Nematoda adalah mikroorganisme berbentuk cacing berukuran 700-1200 mikron dan berada di dalam tanah. Nematoda yang ada di dalam tanah, ada yang tergolong free living, nematode parasit tanaman dan nematode entomopatogen. Nematoda yang saat ini dikembangkan adalah nematoda entomopatogenyangdapat digunakan sebagai insektisida biologi yang sangat potensial untukmengendalikan serangga hama baik ordo Lepidoptera, Coleoptera dan Diptera (Ehler, 1996).

Nematoda entomopatogen telah dipergunakan untuk mengendalikan serangga hama pada tanaman pangan, perkebunan, rumput lapangan golfserta tanaman hortikultura.

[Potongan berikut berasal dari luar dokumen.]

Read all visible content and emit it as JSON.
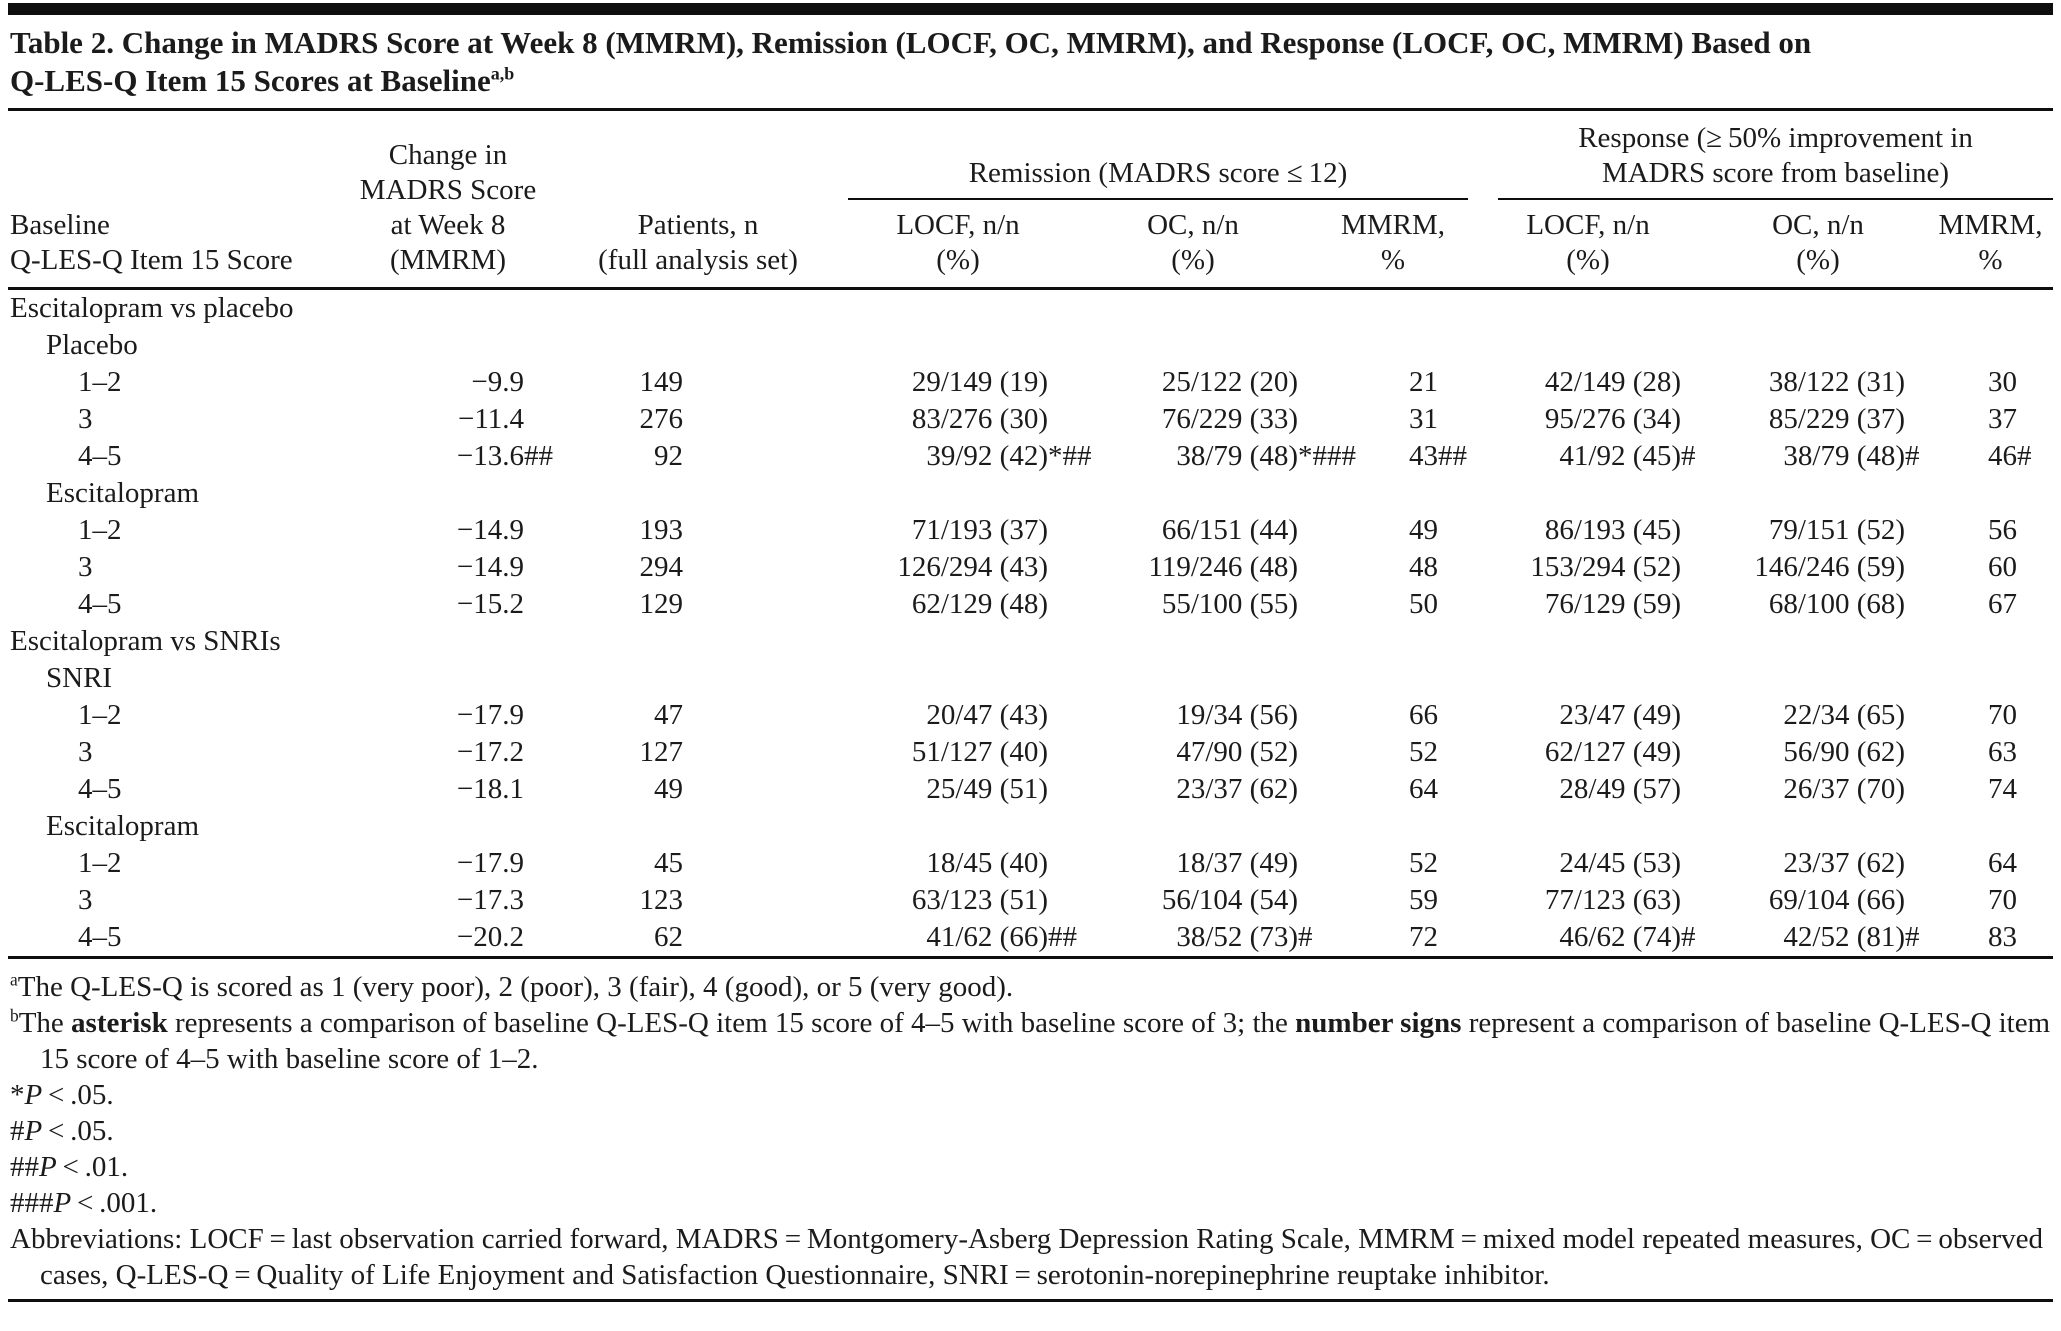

Nematoda entomopatogen dapat diisolasi dari berbagai tempat diseluruh belahan dunia, khususnya dari golongan Steinernematidae dan Heterorhabditidae dapat digunakan untuk mengendalikan hama-hama golongan Lepidoptera, seperti: Galleria mellonella (L), Spodoptera exigua Hubner, Agrotis ipsilon Hufnayel yang virulensinya mencapai 100 persen (Nugrohorini, 2010). Nematoda entomopatogen dari kelompok Steinernematidae dapat digunakan untuk mengendalikan berbagai hama. Pengendalian hayati dengan nematoda ini dalam jangka panjang dapat menghemat biaya produksi, sehingga meningkatkan keuntungan petani.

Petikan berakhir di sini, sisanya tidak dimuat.